Here’s a transcript from Jeff Tucker’s latest Local Look video update:
Hi, this is Jeff Tucker, Principal Economist at Windermere Real Estate, and this is a local look at the May 2025 data from the Northwest MLS.
Last month we saw a sudden pullback in pending sales, and those chickens came home to roost with fewer closed sales in May. Many of these impacted closed sales originated from contracts signed—or not signed—in April, following Trump’s “Liberation Day,” when the stock market had dropped sharply and a lot of buyers paused their home searches.
Now, we’ve seen the stock market fully recover by May. And while it’s still a little too early to tell, there are indications that the housing market is also getting back on track.
So what we’re looking at here are the four key metrics I watch to track supply and demand in the market: closed and pending sales, which tell us a lot about demand, and listings—new and active—which tell us a lot about supply.
📉 Sales and Demand
Across the Northwest MLS, closed sales of single-family homes fell 3% in May from their year-ago levels, after growing 1% in April.
Pending sales, though—which are more of a real-time demand indicator—were flat from last year. That’s a promising rebound after falling 4% year-over-year in April.
📈 Listings and Inventory
On the supply side, about 13% more new listings hit the market this May, and the tally of active listings ended the month 39% higher than May 2024’s inventory. That means buyers are still seeing a lot more options than they had last spring.

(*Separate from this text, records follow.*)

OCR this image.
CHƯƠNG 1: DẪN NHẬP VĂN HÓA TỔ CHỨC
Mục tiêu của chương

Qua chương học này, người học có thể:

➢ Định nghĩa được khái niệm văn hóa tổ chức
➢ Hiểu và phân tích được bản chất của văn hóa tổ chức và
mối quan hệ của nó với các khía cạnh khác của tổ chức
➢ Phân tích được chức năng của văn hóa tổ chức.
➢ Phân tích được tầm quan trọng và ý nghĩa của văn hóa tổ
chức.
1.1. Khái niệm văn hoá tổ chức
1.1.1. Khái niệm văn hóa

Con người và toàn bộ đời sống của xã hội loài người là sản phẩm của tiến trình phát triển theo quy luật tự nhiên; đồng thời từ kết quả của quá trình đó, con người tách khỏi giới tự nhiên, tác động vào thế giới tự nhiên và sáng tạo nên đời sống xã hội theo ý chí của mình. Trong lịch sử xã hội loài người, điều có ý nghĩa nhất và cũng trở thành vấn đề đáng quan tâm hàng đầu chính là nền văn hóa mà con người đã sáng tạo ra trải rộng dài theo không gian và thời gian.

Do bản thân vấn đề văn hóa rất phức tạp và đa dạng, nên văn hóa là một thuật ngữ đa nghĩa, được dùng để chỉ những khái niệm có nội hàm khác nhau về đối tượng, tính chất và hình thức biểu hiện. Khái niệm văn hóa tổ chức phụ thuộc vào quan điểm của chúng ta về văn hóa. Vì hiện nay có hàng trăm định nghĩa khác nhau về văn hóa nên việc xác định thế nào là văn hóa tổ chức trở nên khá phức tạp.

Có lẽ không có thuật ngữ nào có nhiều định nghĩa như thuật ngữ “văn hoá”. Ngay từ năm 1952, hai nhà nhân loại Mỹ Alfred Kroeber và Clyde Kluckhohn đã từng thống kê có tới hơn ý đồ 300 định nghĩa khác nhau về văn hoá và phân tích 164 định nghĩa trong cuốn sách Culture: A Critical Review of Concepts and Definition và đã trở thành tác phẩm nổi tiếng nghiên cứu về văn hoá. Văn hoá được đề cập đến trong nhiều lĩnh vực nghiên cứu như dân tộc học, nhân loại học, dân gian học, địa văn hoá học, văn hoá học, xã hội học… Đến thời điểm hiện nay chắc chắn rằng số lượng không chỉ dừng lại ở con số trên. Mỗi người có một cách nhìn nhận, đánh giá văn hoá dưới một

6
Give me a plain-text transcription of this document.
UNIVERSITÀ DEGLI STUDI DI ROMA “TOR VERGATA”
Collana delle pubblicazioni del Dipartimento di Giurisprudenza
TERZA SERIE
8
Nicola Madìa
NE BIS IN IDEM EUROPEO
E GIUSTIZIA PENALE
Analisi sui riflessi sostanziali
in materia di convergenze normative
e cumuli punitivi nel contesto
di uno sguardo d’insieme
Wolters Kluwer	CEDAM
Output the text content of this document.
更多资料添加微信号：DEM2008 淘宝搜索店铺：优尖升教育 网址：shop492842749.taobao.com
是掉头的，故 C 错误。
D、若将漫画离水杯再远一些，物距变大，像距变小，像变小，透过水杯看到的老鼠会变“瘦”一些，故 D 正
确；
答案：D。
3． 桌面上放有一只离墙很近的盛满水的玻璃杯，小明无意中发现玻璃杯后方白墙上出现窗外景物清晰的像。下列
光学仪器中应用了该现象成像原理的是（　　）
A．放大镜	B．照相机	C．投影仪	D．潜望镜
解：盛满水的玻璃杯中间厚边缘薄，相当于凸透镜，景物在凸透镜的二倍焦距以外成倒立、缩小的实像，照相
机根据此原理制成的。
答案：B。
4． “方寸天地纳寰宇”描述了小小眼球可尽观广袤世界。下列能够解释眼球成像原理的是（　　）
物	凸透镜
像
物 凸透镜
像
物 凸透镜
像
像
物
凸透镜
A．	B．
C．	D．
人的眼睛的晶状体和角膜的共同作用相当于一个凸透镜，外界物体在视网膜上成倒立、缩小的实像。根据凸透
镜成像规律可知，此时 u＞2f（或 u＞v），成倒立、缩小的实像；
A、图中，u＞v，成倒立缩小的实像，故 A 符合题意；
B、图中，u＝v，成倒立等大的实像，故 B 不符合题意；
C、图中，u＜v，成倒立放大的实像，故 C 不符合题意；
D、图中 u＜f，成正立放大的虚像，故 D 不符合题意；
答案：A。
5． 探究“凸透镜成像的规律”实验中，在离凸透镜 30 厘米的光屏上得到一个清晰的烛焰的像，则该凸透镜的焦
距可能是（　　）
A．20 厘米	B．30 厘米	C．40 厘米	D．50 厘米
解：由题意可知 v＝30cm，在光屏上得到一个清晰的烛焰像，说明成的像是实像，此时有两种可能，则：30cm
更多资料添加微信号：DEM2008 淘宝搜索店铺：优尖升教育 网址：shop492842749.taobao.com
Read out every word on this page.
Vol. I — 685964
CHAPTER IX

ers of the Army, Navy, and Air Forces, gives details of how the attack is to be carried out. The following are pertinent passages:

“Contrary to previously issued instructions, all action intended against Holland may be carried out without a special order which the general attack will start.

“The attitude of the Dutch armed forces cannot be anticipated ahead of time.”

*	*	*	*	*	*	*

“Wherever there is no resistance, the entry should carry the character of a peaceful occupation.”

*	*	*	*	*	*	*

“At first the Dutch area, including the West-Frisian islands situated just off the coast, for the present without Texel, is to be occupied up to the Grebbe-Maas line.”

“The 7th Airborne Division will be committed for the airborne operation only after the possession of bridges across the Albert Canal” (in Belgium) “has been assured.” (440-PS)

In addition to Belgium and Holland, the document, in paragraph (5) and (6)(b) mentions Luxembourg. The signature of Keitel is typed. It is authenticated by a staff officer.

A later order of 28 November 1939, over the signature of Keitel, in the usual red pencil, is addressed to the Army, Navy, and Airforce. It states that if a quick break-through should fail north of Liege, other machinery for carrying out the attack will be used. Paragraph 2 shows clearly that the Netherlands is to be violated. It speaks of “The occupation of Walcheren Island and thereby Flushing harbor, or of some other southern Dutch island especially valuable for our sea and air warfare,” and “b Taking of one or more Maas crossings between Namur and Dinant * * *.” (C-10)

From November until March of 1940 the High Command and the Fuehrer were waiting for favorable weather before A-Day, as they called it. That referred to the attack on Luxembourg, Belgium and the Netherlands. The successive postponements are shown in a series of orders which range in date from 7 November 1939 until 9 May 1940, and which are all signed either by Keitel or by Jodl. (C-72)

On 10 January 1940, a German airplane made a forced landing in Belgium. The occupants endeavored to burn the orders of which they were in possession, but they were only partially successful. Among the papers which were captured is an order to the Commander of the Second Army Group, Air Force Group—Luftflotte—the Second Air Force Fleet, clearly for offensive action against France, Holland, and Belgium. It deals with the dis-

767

There is one little glimmer of an inflection point here, which is that the year-over-year growth in inventory has finally stopped getting higher and higher month after month. So that year-over-year change was actually a little bit smaller than last month. It might be the beginning of a turning point in the trend.
🏷 Median Prices
Finally, the median price for all those closed residential sales actually ticked down slightly in the month of May from last year. It fell 1% to $677,500.
So it seems like that extra inventory and cautious buyers have brought price appreciation to a halt for now.
Putting that all together: closed sales and home prices did step down slightly from last year at this time, which we were expecting after the weak demand signals we saw in April’s data. But the pending sales data suggests that buyers started coming back in May.
🏡 A Closer Look at the Greater Seattle Area
Now we’ll dig into some details for the four counties encompassing the greater Seattle area.
Starting with residential closed sales:
- Closed sales dipped 7% year-over-year in the four-county region, led by a sharp 14% drop in King County, which includes Seattle and Bellevue.
- Closed sales dipped 2% in Kitsap County, climbed 2% in Pierce County (including Tacoma), and climbed 1% in Snohomish County, which includes Everett.
So those three counties—other than King—actually held up surprisingly well, given that all four counties had seen sizable pending sales declines back in April. Maybe outside of the core region, some of those buyers came back and closed quickly in May.
💰 Local Prices
Looking at median closed price:
- King County saw the only median sales price decline—about 1%, bringing it just below the $1 million mark.
- Median prices climbed modestly in Kitsap and Pierce Counties.
- Prices barely climbed in Snohomish County.
🔮 Looking Ahead: Pending Sales
Looking ahead:
- Pending sales dropped only 0.8% in the four-county area.
- About 1% down in King County
- Down 4% in Kitsap
- Down 0.7% in Pierce
- Up 0.8% in Snohomish
All in all, they’re basically flat from a year ago across most of the region, which is a strong indication that local market activity has rebounded a bit after that shock in April around the new tariff announcements.
🗃 Inventory Growth Continues
On the supply side, inventory is continuing to grow.
- The four-county greater Seattle area had over 8,100 active listings at the end of May—up 45% from the same time last year.
Just like in April, inventory growth is especially dramatic right now in:
- King County, where listings are up 58%
- Snohomish County, where listings are up 54%
- Kitsap County saw more modest growth—up only 8% year-over-year
📌 Final Thoughts
All in all, this report confirmed that greater Seattle region buyers did step back in April, but it gave some promising indications that buyers returned at nearly year-ago levels in May.